Für Neugeborene mit familiärer Belastung für Atopie gilt Muttermilch als Ernährung der Wahl, als Alternative stark hydrolysierte Milch.1 Jetzt wird Lactobacillus GG (LGG Kapseln) angeboten. Die Milchsäurebakterien sollen den Darm besiedeln und so das Immunsystem günstig beeinflussen und die Entstehung atopischer Dermatitis verhindern. Die als Nahrungsergänzungsmittel, also ohne behördliche Prüfung auf Wirksamkeit verkauften "Probiotika"werden von gesetzlichen Krankenkassen nicht erstattet.

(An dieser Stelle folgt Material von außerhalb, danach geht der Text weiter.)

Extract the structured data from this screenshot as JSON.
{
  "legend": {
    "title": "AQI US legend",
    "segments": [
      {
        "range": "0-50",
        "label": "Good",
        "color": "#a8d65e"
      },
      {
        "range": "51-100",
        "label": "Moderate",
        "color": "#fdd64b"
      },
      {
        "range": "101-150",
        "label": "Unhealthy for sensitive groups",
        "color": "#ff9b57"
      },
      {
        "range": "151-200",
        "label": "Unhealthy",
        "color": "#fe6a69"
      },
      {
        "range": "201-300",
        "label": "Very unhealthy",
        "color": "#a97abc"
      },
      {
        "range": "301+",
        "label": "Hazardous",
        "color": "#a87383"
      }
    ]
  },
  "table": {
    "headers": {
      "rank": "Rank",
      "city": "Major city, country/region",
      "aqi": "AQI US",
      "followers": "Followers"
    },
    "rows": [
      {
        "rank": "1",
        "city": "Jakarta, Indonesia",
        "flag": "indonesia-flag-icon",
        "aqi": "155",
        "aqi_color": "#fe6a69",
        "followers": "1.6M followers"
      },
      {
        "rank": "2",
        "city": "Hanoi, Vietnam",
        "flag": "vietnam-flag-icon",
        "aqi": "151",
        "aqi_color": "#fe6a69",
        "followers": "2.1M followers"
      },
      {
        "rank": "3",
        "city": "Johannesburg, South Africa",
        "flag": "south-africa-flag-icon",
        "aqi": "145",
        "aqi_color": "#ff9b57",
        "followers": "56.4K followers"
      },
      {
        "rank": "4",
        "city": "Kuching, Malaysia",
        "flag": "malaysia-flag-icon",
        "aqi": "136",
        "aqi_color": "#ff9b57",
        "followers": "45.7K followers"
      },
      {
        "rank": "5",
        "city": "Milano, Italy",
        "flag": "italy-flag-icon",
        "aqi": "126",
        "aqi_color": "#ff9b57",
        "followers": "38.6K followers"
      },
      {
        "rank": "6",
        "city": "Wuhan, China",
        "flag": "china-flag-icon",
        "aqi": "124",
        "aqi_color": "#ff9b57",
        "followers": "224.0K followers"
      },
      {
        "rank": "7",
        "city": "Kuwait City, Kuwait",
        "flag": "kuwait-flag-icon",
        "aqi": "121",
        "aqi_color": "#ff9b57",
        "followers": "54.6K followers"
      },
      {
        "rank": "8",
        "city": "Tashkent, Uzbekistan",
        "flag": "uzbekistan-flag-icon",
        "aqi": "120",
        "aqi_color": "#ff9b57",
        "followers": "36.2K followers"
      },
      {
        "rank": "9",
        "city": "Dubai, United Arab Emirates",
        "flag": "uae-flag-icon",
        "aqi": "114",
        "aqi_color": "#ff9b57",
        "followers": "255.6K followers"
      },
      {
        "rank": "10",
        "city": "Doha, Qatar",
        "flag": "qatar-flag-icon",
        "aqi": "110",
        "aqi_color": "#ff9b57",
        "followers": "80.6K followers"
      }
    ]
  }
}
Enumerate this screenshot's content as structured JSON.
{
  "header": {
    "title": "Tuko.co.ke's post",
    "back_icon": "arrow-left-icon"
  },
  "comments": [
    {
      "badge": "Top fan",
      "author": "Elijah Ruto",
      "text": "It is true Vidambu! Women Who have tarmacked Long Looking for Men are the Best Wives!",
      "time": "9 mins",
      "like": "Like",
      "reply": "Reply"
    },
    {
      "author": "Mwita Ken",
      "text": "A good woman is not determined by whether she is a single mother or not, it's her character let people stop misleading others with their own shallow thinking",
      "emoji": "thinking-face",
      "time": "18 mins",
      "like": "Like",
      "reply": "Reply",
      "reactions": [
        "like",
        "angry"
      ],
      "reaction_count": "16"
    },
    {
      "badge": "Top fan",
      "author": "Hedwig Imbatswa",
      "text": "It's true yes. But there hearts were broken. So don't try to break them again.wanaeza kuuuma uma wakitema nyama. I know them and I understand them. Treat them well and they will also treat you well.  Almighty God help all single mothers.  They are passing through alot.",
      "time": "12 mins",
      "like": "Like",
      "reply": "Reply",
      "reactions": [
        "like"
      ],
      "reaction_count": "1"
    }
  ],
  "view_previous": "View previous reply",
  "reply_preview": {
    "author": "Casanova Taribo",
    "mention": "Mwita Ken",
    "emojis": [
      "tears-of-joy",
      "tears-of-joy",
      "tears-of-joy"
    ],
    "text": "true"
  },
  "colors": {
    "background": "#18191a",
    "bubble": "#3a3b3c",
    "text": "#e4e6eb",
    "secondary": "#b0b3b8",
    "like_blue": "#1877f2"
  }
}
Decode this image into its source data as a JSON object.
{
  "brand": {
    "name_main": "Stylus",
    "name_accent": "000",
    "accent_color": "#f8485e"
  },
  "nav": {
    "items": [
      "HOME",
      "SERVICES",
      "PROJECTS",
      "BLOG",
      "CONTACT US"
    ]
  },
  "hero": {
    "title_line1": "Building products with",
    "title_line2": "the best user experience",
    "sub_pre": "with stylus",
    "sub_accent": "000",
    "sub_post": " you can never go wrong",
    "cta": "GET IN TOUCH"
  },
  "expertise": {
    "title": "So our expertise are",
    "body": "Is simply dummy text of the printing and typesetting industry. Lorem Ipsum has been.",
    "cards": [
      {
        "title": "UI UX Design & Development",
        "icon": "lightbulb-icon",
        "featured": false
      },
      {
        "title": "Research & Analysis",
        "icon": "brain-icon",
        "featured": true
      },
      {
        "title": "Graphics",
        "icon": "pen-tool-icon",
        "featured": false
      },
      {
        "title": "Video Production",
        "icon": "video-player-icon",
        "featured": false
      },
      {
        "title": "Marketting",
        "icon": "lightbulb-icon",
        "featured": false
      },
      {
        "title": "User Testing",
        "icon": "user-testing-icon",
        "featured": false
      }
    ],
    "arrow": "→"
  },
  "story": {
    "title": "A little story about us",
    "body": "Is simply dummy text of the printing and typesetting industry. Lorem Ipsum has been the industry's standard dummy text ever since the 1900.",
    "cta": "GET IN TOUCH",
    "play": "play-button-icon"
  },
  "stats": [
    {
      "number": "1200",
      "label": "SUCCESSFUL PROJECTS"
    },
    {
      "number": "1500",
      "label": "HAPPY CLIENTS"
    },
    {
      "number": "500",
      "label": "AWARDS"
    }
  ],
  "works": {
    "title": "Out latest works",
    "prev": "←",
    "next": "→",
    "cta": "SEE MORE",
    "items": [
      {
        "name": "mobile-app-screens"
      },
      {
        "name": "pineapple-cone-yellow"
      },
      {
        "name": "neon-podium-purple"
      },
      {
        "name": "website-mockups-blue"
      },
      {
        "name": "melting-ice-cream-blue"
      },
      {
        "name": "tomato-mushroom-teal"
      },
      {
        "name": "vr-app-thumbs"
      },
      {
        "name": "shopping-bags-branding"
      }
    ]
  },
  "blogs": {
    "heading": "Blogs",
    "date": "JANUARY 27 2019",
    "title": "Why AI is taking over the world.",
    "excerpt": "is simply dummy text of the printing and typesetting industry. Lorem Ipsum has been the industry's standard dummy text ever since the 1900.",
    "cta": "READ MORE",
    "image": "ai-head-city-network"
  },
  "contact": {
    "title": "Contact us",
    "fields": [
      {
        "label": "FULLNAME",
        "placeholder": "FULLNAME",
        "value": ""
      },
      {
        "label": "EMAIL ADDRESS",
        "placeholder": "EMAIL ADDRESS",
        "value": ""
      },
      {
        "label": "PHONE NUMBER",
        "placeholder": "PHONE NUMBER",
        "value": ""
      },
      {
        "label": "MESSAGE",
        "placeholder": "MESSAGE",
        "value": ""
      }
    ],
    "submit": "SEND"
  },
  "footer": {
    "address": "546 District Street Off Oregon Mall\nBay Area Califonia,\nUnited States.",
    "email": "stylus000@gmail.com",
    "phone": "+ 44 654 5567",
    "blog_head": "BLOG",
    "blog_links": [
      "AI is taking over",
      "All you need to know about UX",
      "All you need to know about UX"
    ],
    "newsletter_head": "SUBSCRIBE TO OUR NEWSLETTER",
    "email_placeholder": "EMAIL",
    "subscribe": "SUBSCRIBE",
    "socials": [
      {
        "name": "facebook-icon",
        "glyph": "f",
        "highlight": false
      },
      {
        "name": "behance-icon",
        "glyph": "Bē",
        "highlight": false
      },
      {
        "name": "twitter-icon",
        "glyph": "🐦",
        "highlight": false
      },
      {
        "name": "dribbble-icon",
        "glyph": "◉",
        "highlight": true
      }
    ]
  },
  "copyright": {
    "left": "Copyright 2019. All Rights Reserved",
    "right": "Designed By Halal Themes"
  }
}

In eine randomisierte Doppelblindstudie werden 159 schwangere Frauen aufgenommen. Einschlusskriterium ist eine Atopie in der Familienanamnese ihres ungeborenen Kindes. Die Frauen beginnen zwei Wochen vor der Entbindung mit der Einnahme von täglich zwei Kapseln Lactobacillus GG oder Plazebo. Stillende Mütter können die Einnahme bis sechs Monate nach der Entbindung fortsetzen.2 Andernfalls erhalten die Kinder den aufgelösten Kapselinhalt. Bis zur letzten Untersuchung nach zwei Jahren brechen 27 (17%) der Mütter die Studie ab, 14 unter Plazebo und 13 unter Probiotikum. Von den verbleibenden 132 Kindern haben 31 (46%) der 68 Kinder nach Plazebo und 15 (23%) der 64 Kinder nach Lactobacillus GG eine atopische Dermatitis. Die Ergebnisse der Studie werden jedoch nicht auf die ursprüngliche Anzahl der Kinder (Intention-to-treat-Analyse) bezogen. Eine ungleiche Verteilung der nicht in die Auswertung eingegangenen Kinder kann theoretisch das Ergebnis beider Behandlungsarten angleichen ("worst case scenario").

In einer zweiten randomisierten Doppelblindstudie, in der 27 Säuglinge mit atopischer Dermatitis hydrolysierte Diätmilch erhalten, nehmen die Symptome unter verschiedenen Bakterienzusätzen innerhalb von zwei Monaten deutlich stärker ab als ohne Zusatz.3 Nach weiteren vier Monaten sollen jedoch in jeder Behandlungsgruppe ähnlich viele Kinder beschwerdefrei sein.

In Einzelfällen kann Lactobacillus bei Immungeschwächten mit Septikämie, Endokarditis und Leberabszessen einhergehen.4 Schädigung Neugeborener durch Lactobacillus GG ist nicht auszuschließen.5 Dies gilt vor allem für gefährdete Kinder, etwa mit Herzfehler oder Infektion.

Die vorliegenden Daten suggerieren einen Effekt von Lactobacillus GG (LGG Kapseln) bei atopischer Dermatitis. Wegen methodischer Mängel steht ein Nutzenbeleg jedoch aus. Insbesondere fehlen Langzeituntersuchungen mit ausreichender Probandenzahl.